# help me figure out the specs of the older arc sub



## legend94 (Mar 15, 2006)

I bought this off of ebay because it looks cool 

What model number is this and does anyone know the sealed specs on it?


----------



## legend94 (Mar 15, 2006)

anyone?


----------



## montyburns (Jan 3, 2006)

Do you still need this? I have a pair and might have the datasheet somewhere..


----------



## montyburns (Jan 3, 2006)

found it. Those box recommendations run small IME.


----------



## legend94 (Mar 15, 2006)

@montyburns

I cannot thank you enough for finding that. I am sending this to a good friend to use so he will get some use from this


----------



## montyburns (Jan 3, 2006)

Glad I could help. It's a miracle I still had it, and that I could find it.
Sad how much audio info has disappeared. The internet ain't what it used to be.


----------



## legend94 (Mar 15, 2006)

Its hard to believe you have a pair of them!
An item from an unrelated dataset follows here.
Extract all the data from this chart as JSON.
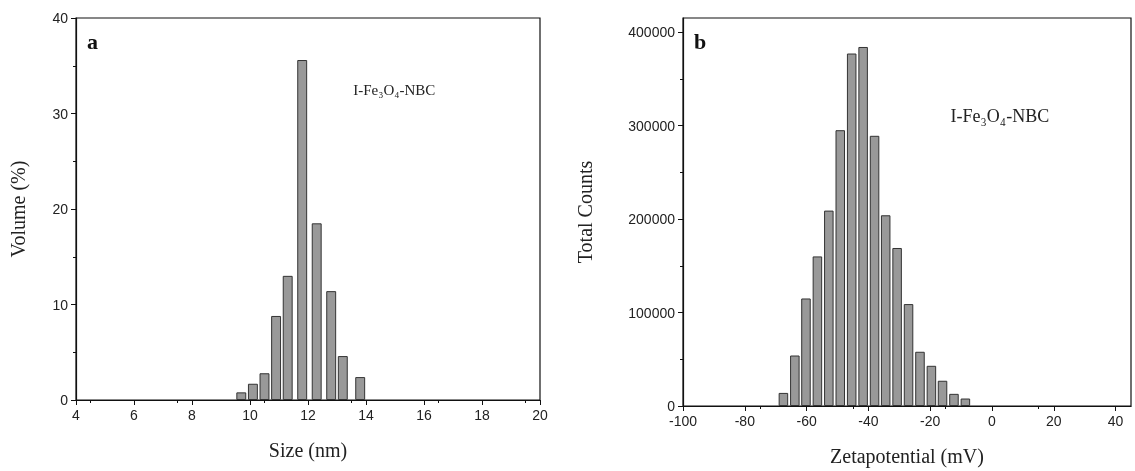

Do you remember about what year they were new?


----------



## montyburns (Jan 3, 2006)

I'm pretty bad with dates.. but I do remember buying 4 of them from one of the boys at ECA.. the arcaudio web archive from 2006 shows the new models.. so 05,. 04?

Sold a pair years ago, and I put the other two and a mtx thunder amp in my little cousin's car as a graduation gift just about a year ago.

I couldn't bring myself to get new subs since those worked so well.


----------